Breast cancer develops as a single malignant cell with uncontrolled cell growth to a tumour
of several millimeters or centimeters in diameter. At some point in time, the tumour
may reach a size at which it becomes symptomatic. The larger the size, the less likely it
is that the tumour can be cured. It is therefore thought that by diagnosing cancer at
an earlier phase, for instance by screening, the probability of survival can be increased.
Several methods for early detection of breast cancer exist: breast self examination, examination
by a clinician or a nurse (‘clinical breast examination’), MRI or ultrasonography.

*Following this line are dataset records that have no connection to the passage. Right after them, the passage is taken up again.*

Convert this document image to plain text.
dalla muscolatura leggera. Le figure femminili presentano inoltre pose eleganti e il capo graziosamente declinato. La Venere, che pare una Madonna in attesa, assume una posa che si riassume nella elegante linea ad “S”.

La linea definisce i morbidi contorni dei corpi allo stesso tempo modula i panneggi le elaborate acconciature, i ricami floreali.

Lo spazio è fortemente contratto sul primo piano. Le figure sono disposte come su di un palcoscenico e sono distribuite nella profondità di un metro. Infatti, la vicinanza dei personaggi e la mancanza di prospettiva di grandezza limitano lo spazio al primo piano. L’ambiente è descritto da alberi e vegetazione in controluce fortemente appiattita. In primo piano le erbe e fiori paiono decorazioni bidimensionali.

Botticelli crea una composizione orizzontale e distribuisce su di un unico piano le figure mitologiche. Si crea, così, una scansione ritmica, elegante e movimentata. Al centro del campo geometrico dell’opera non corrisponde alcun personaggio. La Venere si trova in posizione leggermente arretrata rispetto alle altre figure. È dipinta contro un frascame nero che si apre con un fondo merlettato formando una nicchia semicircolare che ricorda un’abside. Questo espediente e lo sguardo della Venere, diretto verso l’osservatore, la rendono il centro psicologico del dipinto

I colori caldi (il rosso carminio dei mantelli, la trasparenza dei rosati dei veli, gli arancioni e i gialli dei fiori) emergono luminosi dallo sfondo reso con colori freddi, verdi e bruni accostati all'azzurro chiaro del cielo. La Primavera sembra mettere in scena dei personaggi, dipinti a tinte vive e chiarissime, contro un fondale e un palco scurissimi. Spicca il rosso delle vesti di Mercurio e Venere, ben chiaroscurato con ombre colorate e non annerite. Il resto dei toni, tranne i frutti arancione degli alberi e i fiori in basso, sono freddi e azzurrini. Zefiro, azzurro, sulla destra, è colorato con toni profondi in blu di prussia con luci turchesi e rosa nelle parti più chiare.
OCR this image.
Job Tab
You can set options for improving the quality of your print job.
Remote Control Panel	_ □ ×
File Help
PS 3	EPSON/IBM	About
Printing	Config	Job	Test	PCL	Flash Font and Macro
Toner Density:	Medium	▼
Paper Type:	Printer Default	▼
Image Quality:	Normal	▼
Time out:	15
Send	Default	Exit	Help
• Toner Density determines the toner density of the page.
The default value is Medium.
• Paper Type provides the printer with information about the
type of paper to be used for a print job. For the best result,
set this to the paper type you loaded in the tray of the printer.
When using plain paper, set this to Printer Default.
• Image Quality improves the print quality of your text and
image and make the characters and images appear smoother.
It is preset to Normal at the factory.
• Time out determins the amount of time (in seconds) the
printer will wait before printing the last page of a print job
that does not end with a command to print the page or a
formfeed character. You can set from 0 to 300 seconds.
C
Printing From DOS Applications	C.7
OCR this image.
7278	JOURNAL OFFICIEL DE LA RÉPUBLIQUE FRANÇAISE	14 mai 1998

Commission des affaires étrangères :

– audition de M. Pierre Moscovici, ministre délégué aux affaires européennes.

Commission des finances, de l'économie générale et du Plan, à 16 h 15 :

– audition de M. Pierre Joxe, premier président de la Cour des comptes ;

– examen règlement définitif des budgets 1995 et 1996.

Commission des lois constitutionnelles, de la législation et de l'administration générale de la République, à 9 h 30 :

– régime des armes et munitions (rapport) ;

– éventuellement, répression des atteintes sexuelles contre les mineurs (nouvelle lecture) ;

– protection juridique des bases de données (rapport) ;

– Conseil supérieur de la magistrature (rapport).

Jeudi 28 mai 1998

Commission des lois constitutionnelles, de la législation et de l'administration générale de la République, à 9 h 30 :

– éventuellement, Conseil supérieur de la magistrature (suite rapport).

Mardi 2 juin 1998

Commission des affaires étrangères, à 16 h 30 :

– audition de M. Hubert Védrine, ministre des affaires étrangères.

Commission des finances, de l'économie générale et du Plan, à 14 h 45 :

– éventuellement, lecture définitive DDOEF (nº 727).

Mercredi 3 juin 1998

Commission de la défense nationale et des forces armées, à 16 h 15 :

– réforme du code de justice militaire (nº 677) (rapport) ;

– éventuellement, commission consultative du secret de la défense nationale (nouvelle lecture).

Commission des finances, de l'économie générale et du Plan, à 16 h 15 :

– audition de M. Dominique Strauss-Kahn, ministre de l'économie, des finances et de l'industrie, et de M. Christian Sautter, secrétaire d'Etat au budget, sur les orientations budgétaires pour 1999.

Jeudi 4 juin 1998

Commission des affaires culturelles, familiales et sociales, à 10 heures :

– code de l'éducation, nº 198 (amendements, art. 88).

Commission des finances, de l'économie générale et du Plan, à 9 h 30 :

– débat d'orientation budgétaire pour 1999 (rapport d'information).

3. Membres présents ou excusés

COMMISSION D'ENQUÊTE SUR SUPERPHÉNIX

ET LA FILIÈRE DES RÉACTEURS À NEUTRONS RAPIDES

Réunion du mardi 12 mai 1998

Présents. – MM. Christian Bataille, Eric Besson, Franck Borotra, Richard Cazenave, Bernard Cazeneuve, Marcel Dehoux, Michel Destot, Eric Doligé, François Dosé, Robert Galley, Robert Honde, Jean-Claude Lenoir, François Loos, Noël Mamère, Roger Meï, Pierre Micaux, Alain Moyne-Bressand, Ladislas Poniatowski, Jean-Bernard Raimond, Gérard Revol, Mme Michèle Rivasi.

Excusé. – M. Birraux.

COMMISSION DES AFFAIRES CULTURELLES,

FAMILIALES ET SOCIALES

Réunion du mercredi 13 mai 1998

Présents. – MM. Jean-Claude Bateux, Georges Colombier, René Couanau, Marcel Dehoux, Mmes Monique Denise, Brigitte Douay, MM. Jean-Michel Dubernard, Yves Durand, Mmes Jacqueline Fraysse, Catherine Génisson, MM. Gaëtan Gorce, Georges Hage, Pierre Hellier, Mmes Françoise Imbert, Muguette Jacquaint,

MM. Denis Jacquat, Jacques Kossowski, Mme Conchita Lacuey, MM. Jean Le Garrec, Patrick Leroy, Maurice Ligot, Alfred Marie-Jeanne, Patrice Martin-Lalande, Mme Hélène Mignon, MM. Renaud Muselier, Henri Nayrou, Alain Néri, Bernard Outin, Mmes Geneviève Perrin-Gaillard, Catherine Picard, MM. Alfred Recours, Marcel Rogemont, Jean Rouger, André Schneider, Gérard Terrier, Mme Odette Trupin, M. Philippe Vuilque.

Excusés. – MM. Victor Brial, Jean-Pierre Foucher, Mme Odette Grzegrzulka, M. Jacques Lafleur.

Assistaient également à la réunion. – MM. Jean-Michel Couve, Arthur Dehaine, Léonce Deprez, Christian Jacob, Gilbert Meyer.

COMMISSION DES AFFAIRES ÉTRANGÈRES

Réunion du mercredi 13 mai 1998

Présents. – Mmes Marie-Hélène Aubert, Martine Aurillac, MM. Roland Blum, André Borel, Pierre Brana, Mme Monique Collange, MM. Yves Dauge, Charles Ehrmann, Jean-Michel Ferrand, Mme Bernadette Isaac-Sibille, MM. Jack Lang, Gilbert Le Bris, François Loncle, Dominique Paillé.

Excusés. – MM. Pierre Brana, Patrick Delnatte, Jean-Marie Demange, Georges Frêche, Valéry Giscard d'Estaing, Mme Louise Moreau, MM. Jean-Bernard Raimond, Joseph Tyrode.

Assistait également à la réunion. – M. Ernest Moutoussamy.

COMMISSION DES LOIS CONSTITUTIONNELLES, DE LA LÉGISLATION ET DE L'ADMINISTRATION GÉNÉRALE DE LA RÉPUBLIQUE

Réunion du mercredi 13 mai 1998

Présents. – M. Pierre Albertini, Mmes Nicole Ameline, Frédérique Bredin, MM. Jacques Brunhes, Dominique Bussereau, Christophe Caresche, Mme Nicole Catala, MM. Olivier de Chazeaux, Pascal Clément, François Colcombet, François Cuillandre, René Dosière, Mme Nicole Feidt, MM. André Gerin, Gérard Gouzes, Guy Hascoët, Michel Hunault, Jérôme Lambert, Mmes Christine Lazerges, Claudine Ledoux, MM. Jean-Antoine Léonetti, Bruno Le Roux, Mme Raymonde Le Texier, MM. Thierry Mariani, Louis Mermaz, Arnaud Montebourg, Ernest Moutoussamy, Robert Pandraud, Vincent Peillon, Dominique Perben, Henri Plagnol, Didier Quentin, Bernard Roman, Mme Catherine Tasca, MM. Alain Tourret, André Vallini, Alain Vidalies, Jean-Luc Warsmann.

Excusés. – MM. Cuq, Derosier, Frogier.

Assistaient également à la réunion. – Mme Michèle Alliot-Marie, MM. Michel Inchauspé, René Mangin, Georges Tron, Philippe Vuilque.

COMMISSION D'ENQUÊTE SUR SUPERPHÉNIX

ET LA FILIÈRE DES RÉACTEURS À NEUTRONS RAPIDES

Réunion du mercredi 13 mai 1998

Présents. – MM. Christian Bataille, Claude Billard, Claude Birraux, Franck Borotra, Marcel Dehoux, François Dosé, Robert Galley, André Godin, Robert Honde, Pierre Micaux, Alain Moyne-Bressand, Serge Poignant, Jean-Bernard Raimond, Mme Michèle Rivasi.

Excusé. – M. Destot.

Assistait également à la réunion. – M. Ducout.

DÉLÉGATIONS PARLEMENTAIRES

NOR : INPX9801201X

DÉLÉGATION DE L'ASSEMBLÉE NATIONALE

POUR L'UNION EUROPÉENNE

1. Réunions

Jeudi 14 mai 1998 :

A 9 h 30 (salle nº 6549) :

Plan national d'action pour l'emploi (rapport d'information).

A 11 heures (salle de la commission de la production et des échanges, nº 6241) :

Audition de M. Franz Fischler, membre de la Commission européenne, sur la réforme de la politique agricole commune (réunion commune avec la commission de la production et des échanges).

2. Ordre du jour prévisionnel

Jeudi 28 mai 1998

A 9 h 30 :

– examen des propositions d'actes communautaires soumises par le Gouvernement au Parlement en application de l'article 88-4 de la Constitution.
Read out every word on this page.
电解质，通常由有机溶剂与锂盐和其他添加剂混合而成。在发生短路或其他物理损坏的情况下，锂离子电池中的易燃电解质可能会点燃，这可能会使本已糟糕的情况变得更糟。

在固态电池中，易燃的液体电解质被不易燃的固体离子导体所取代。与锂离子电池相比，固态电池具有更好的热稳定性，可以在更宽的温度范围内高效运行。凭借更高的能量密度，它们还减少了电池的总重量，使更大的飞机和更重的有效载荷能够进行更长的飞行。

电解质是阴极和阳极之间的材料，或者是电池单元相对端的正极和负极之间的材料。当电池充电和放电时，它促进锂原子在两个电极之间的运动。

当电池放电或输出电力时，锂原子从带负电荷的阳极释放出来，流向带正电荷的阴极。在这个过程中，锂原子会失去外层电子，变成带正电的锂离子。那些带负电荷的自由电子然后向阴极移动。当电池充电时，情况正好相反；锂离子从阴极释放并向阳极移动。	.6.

Mammography, which involves one or more X-ray images of the breasts, is considered
the best tool for examining postmenopausal women with an average risk for the disease,
because it can reach a high sensitivity (>70%) and specificity (>95%) when it is applied
on a large scale. At the same time, costs are moderate: 50 euro per screening examination
in the Netherlands.The effects of breast cancer screening using mammography were
therefore studied in several randomized controlled trials (RCTs), with various screening
ages and intervals. Screening women aged 50 and older resulted in statistically significant
reductions in breast cancer mortality, of between 25%–30% in those women that
were randomized in the screening arms of the trials. Soon after the first positive trial
outcomes, two pilot projects with large-scale mammography screening were started in
the Netherlands, which also showed substantial reductions in breast cancer mortality in
screened women. A cost-effectiveness analysis showed a favourable balance between
screening costs and potential life years gained.15 Based on these findings, mammography
screening was implemented in the Netherlands and other western countries.